Reports say the Central Bank’s injection of forex dropped the prices lower on Monday reversing the depreciation recorded on the last day of trading. We had also reported last week that the latest round of adjustment at the I&E window is temporary as the rates could fall back below N400/$1.
However, at the black market where forex traded unofficially, the exchange rate remained stable at N470/$1 on Monday, January 4, 2021. The exchange rate at the parallel market closed at N470/$1 on the last day of trading December 31, 2020. It has been trading at N470/$1 since the 29th of December 2020.
The exchange rate disparity between the parallel market and the official market widened again to N75.7 representing a 16% devaluation differential.
At NAFEX, the Naira appreciated against the dollar at the Investors and Exporters (I&E) window on Monday, closing at N394.30/$1 as against N410.25 reported on December 31, 2020.
This means a N15.95 difference to start the year on a positive note.
The opening indicative rate was N409.93 to a dollar on Thursday. This represents a N17.05 drop when compared to the N392.88 that was recorded on Thursday last week.
The N411.05 to a dollar was the highest rate during intra-day trading before, it still closed at N394.30 to a dollar. It also sold for as low as N387/$1 during intra-day trading.
Forex turnover at the Investor and Exporters (I&E) window declined by 90.3% on Monday, January 4, 2021.
According to a recent data, forex turnover dropped from $235.75 million on Thursday, December 31, 2020, to $22.75 million on Monday, January 4, 2021.
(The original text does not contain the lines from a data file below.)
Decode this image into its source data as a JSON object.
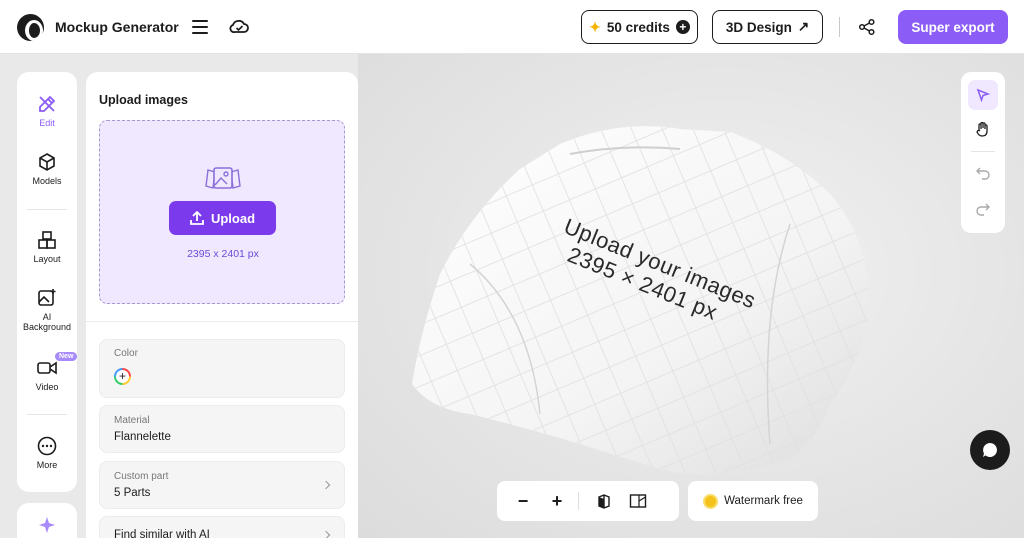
{
  "app": {
    "title": "Mockup Generator"
  },
  "header": {
    "credits_label": "50 credits",
    "design_label": "3D Design",
    "export_label": "Super export",
    "accent": "#8b5cf6"
  },
  "rail": {
    "items": [
      {
        "label": "Edit",
        "icon": "pencil-ruler-icon",
        "active": true
      },
      {
        "label": "Models",
        "icon": "cube-icon"
      },
      {
        "label": "Layout",
        "icon": "boxes-icon"
      },
      {
        "label": "AI",
        "label2": "Background",
        "icon": "ai-background-icon"
      },
      {
        "label": "Video",
        "icon": "video-icon",
        "badge": "New"
      },
      {
        "label": "More",
        "icon": "more-icon"
      }
    ]
  },
  "panel": {
    "title": "Upload images",
    "upload_label": "Upload",
    "upload_dims": "2395 x 2401 px",
    "color_label": "Color",
    "material_label": "Material",
    "material_value": "Flannelette",
    "custom_part_label": "Custom part",
    "custom_part_value": "5 Parts",
    "find_similar_label": "Find similar with AI"
  },
  "canvas": {
    "mockup_line1": "Upload your images",
    "mockup_line2": "2395 × 2401 px",
    "watermark_label": "Watermark free"
  }
}
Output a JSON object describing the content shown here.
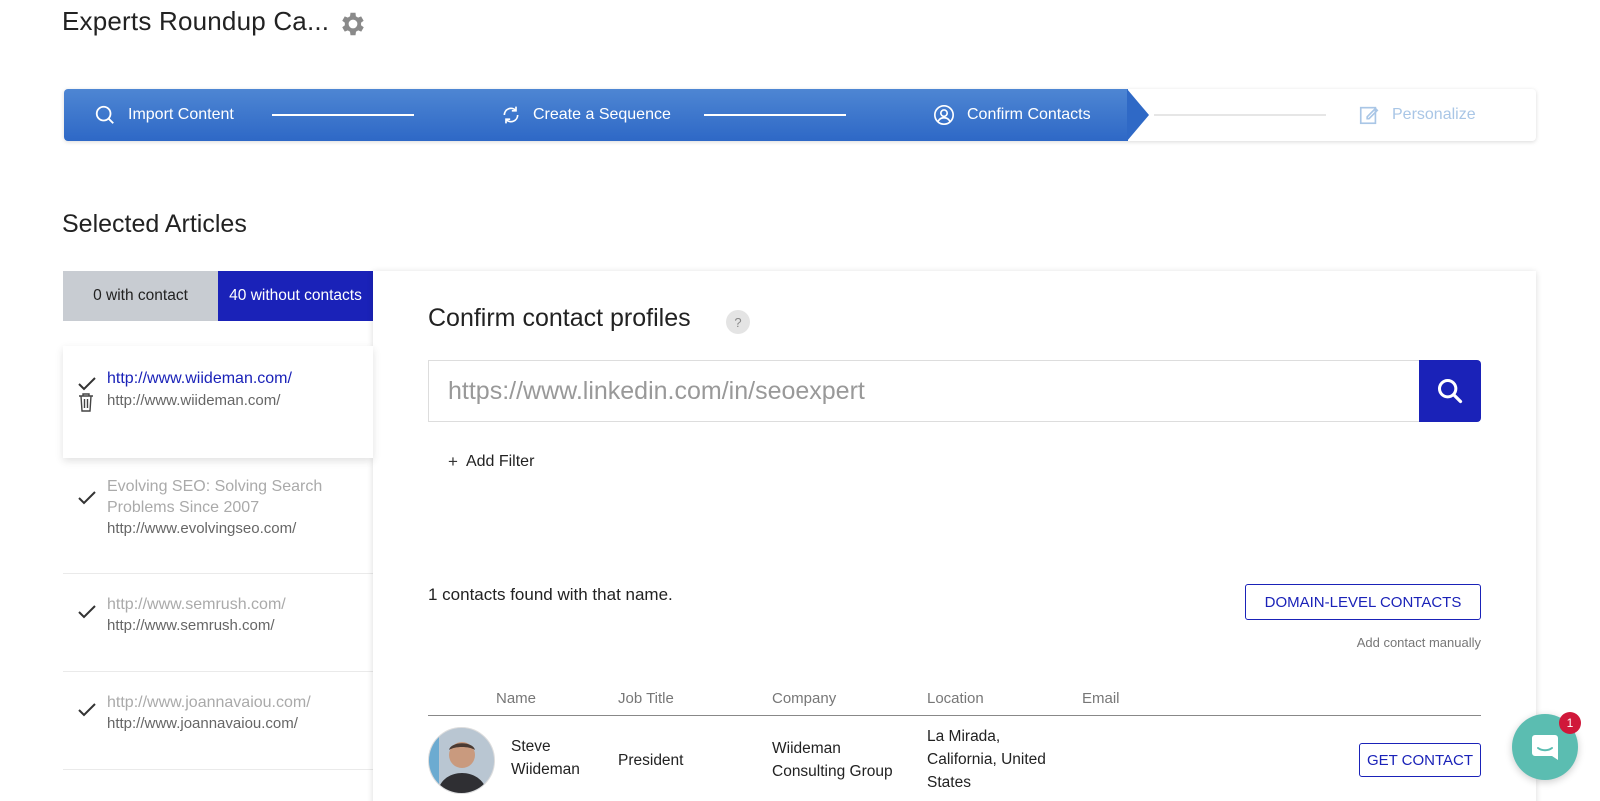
{
  "header": {
    "title": "Experts Roundup Ca...",
    "settings_icon": "gear-icon"
  },
  "stepper": {
    "steps": [
      {
        "label": "Import Content",
        "icon": "search-icon",
        "state": "complete"
      },
      {
        "label": "Create a Sequence",
        "icon": "refresh-icon",
        "state": "complete"
      },
      {
        "label": "Confirm Contacts",
        "icon": "user-circle-icon",
        "state": "current"
      },
      {
        "label": "Personalize",
        "icon": "edit-icon",
        "state": "upcoming"
      }
    ],
    "colors": {
      "active": "#2e68c6",
      "upcoming": "#a9c6e6"
    }
  },
  "section_title": "Selected Articles",
  "filter_tabs": {
    "with_contact": "0 with contact",
    "without_contacts": "40 without contacts"
  },
  "articles": [
    {
      "title": "http://www.wiideman.com/",
      "url": "http://www.wiideman.com/"
    },
    {
      "title": "Evolving SEO: Solving Search Problems Since 2007",
      "url": "http://www.evolvingseo.com/"
    },
    {
      "title": "http://www.semrush.com/",
      "url": "http://www.semrush.com/"
    },
    {
      "title": "http://www.joannavaiou.com/",
      "url": "http://www.joannavaiou.com/"
    }
  ],
  "confirm": {
    "title": "Confirm contact profiles",
    "help": "?",
    "search_placeholder": "https://www.linkedin.com/in/seoexpert",
    "add_filter": "Add Filter",
    "found_text": "1 contacts found with that name.",
    "domain_button": "DOMAIN-LEVEL CONTACTS",
    "add_manual": "Add contact manually",
    "columns": [
      "Name",
      "Job Title",
      "Company",
      "Location",
      "Email"
    ],
    "contacts": [
      {
        "name": "Steve Wiideman",
        "job_title": "President",
        "company": "Wiideman Consulting Group",
        "location": "La Mirada, California, United States",
        "email": "",
        "action": "GET CONTACT"
      }
    ]
  },
  "chat": {
    "badge": "1",
    "icon": "chat-icon",
    "color": "#5bbdb1"
  },
  "brand_color": "#1a22b8"
}
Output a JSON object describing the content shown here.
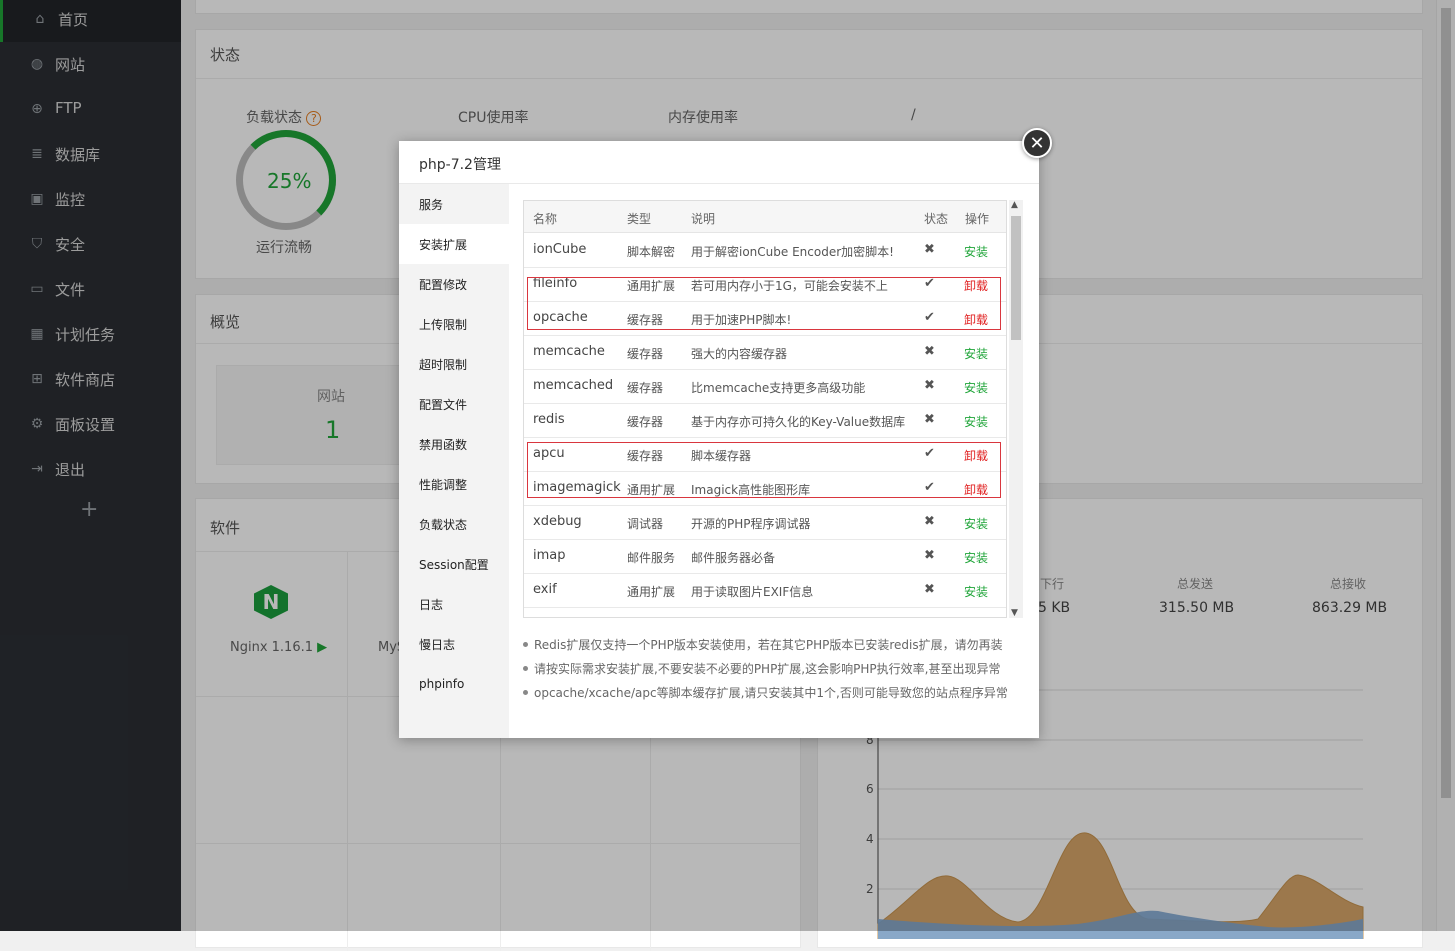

The average daily forex sale for last week was about $169.93 million, which represents a huge increase from the $34.5 million that was recorded the previous week.
The exchange rate is still being affected by low oil prices, dollar scarcity, a backlog of forex demand, and a shaky economy that has been hit by the coronavirus pandemic.
Many are also optimistic of a gradual move of the naira into the green zone with the opening of the borders.